I read this book because I saw many angry denunciations of it, and that sort of thing always makes me want to find out for myself. And I’m glad I did.
One of the dangers of neoliberalism is that it destroys democracy, hollowing out democratic institutions and turning people into isolated, disaffected consumers who are incapable of solidarity. Liquid capital doesn’t like civic engagement and sweeps it away. This process has been studied at length. Bauman, Ulrich Beck, Manuel Castells, McGuigan, Zizek, Dardot and Laval have all written about the difficulty of preserving any meaningful form of democracy in the era of neoliberalism.
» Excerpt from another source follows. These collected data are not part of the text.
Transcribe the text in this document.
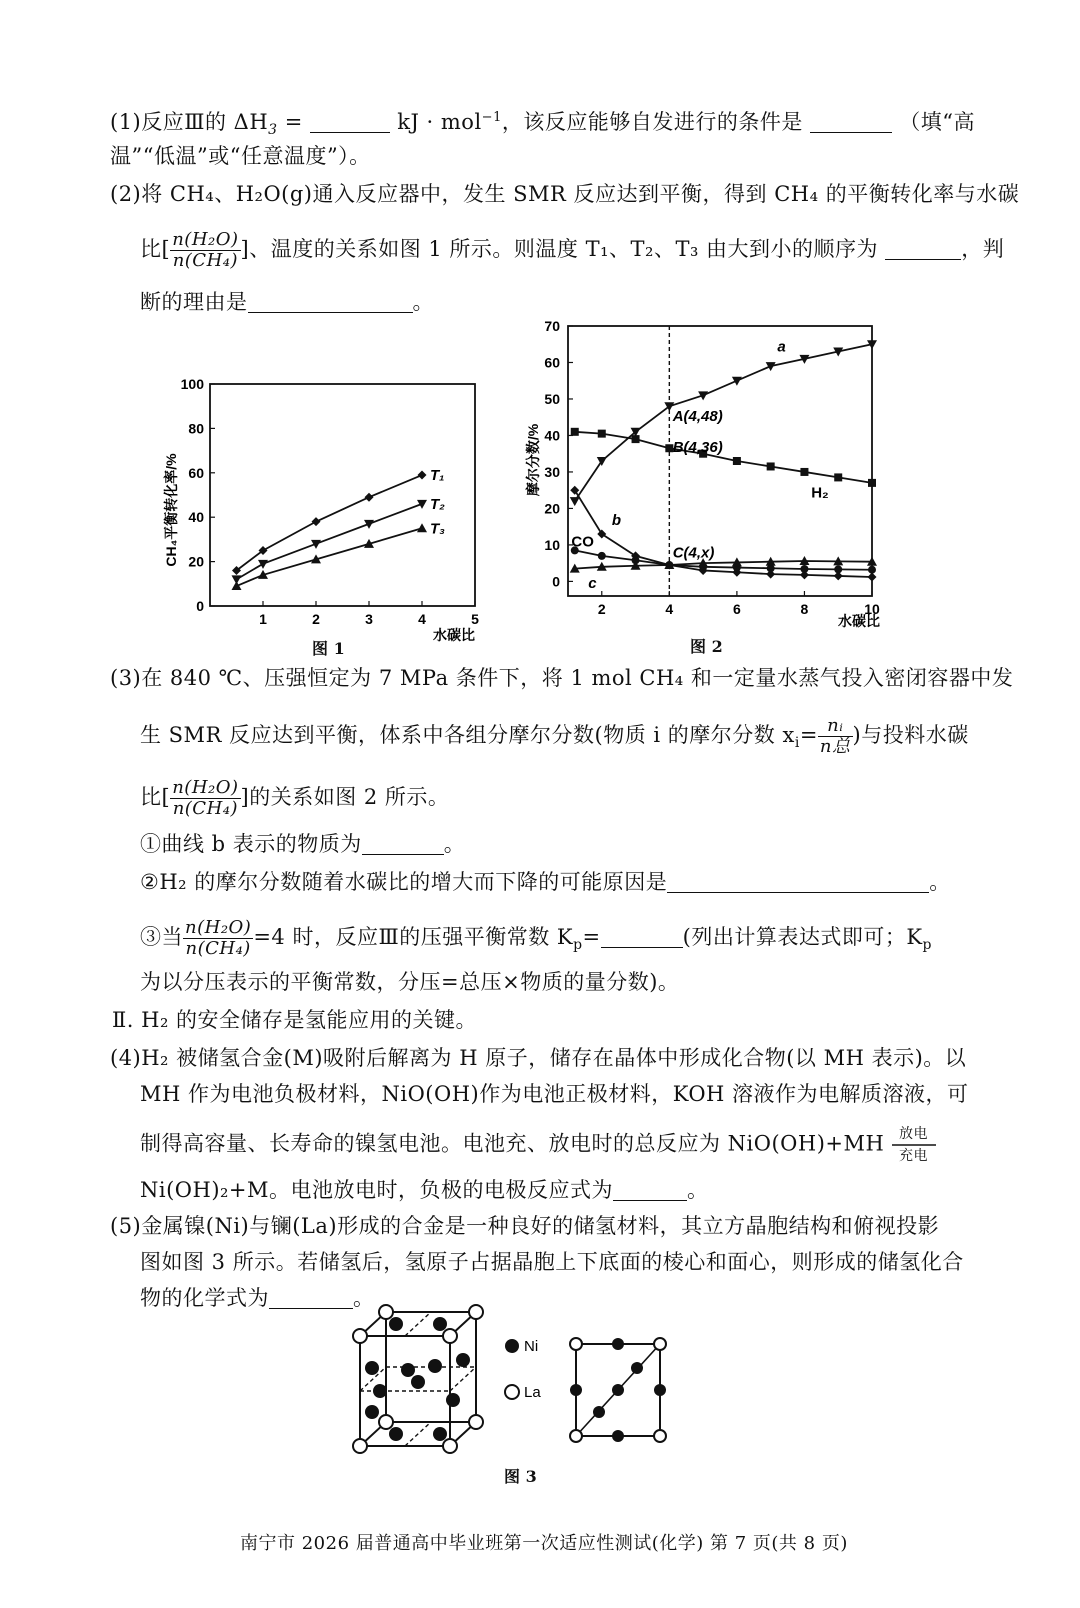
(1)反应Ⅲ的 $\Delta H_3$ =	kJ · mol$^{-1}$，该反应能够自发进行的条件是	（填“高
温”“低温”或“任意温度”）。
(2)将 CH₄、H₂O(g)通入反应器中，发生 SMR 反应达到平衡，得到 CH₄ 的平衡转化率与水碳
比[ $\frac{\text{n(H₂O)}}{\text{n(CH₄)}}$ ]、温度的关系如图 1 所示。则温度 T₁、T₂、T₃ 由大到小的顺序为	，判
断的理由是	。
CH₄平衡转化率/%
水碳比
0
20
40
60
80
100
1	2	3	4	5
T₁
T₂
T₃
图 1
摩尔分数/%
水碳比
0
10
20
30
40
50
60
70
2	4	6	8	10
a
H₂
b
CO
c
A(4,48)
B(4,36)
C(4,x)
图 2
(3)在 840 ℃、压强恒定为 7 MPa 条件下，将 1 mol CH₄ 和一定量水蒸气投入密闭容器中发
生 SMR 反应达到平衡，体系中各组分摩尔分数(物质 i 的摩尔分数 $x_i= \frac{\text{nᵢ}}{\text{n总}}$ )与投料水碳
比[ $\frac{\text{n(H₂O)}}{\text{n(CH₄)}}$ ]的关系如图 2 所示。
①曲线 b 表示的物质为	。
②H₂ 的摩尔分数随着水碳比的增大而下降的可能原因是	。
③当 $\frac{\text{n(H₂O)}}{\text{n(CH₄)}} =4$ 时，反应Ⅲ的压强平衡常数 $K_p=$	(列出计算表达式即可；$K_p$
为以分压表示的平衡常数，分压=总压×物质的量分数)。
Ⅱ. H₂ 的安全储存是氢能应用的关键。
(4)H₂ 被储氢合金(M)吸附后解离为 H 原子，储存在晶体中形成化合物(以 MH 表示)。以
MH 作为电池负极材料，NiO(OH)作为电池正极材料，KOH 溶液作为电解质溶液，可
制得高容量、长寿命的镍氢电池。电池充、放电时的总反应为 NiO(OH)+MH	放电
充电
Ni(OH)₂+M。电池放电时，负极的电极反应式为	。
(5)金属镍(Ni)与镧(La)形成的合金是一种良好的储氢材料，其立方晶胞结构和俯视投影
图如图 3 所示。若储氢后，氢原子占据晶胞上下底面的棱心和面心，则形成的储氢化合
物的化学式为	。
Ni
La
图 3
南宁市 2026 届普通高中毕业班第一次适应性测试(化学) 第 7 页(共 8 页)
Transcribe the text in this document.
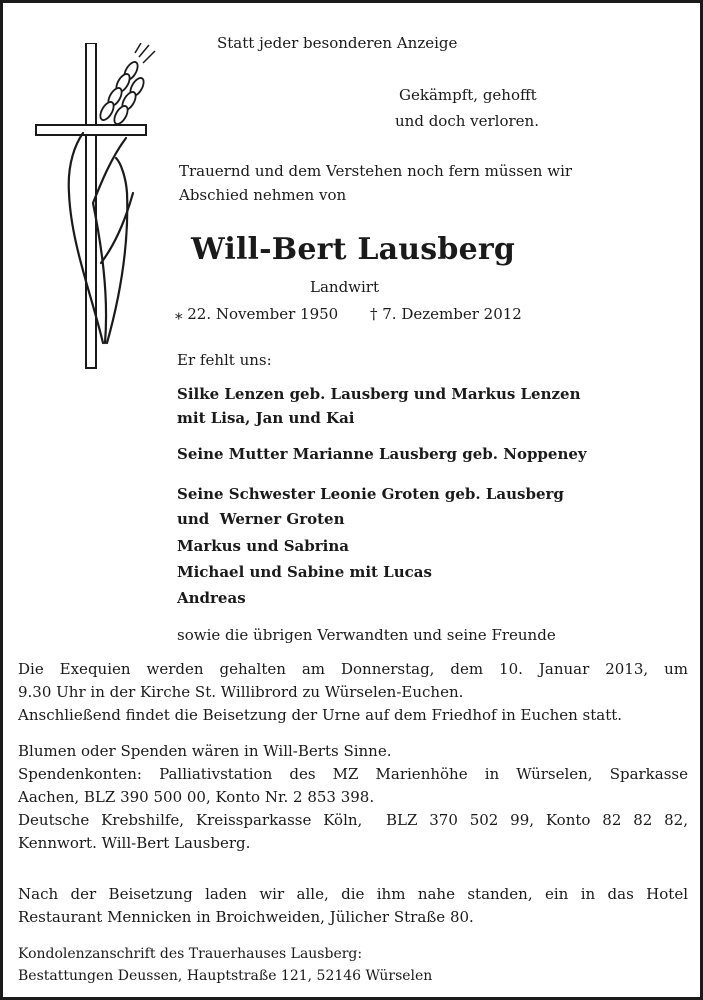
Statt jeder besonderen Anzeige
Gekämpft, gehofft
und doch verloren.
Trauernd und dem Verstehen noch fern müssen wir
Abschied nehmen von
Will-Bert Lausberg
Landwirt
⁎ 22. November 1950 † 7. Dezember 2012
Er fehlt uns:
Silke Lenzen geb. Lausberg und Markus Lenzen
mit Lisa, Jan und Kai
Seine Mutter Marianne Lausberg geb. Noppeney
Seine Schwester Leonie Groten geb. Lausberg
und  Werner Groten
Markus und Sabrina
Michael und Sabine mit Lucas
Andreas
sowie die übrigen Verwandten und seine Freunde
Die Exequien werden gehalten am Donnerstag, dem 10. Januar 2013, um
9.30 Uhr in der Kirche St. Willibrord zu Würselen-Euchen.
Anschließend findet die Beisetzung der Urne auf dem Friedhof in Euchen statt.
Blumen oder Spenden wären in Will-Berts Sinne.
Spendenkonten: Palliativstation des MZ Marienhöhe in Würselen, Sparkasse
Aachen, BLZ 390 500 00, Konto Nr. 2 853 398.
Deutsche Krebshilfe, Kreissparkasse Köln,  BLZ 370 502 99, Konto 82 82 82,
Kennwort. Will-Bert Lausberg.
Nach der Beisetzung laden wir alle, die ihm nahe standen, ein in das Hotel
Restaurant Mennicken in Broichweiden, Jülicher Straße 80.
Kondolenzanschrift des Trauerhauses Lausberg:
Bestattungen Deussen, Hauptstraße 121, 52146 Würselen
All the names I mentioned, though, belong to European thinkers. They do mention the US in their work but Europe is the main focus of their attention. In the US, there is little original work on neoliberalism as an ideology and a way of being. Mostly, it’s all about neoliberal economy, as if one could isolate the economic from everything else.
Lilla is finally bringing these ideas to this side of the Atlantic. Neoliberalism, he points out, impacts people irrespective of their political affiliation. You can’t subtract yourself from the dominant ideology. All you can do is realize this and start noticing the ways in which it acts upon you.
Lilla’s argument is that neoliberalism has destroyed any meaningful form of conservatism, as we have seen in the 2016 election. But it didn’t leave liberalism untouched either. Right now is the best moment for liberalism to win a decisive victory because the opponents are so morally and politically bankrupt. It’s not going to be easy, though, because the neoliberal attributes of alienation, lack of solidarity, self-absorption, etc are destroying the Left, too.
What we need to do is to start noticing the ways in which we have absorbed neoliberal mentality. The manner in which the Left does politics today is so infected by neoliberal (or you can also say consumerist) mentality that it’s doomed to fail.
Lilla is a great fan of the welfarist aspect of the nation-state. He believes that the praise of fluidity needs to stop and we should at least try to create a dam to the forces that are eroding the nation-state model. It is only within that model that anybody has at least tried to create welfare protections, so ditching it is a mistake.
I don’t know if it’s possible to resist the lure of neoliberal ideology. But I’m glad somebody is at least trying. As Lilla says, this is the kind of resistance we really need.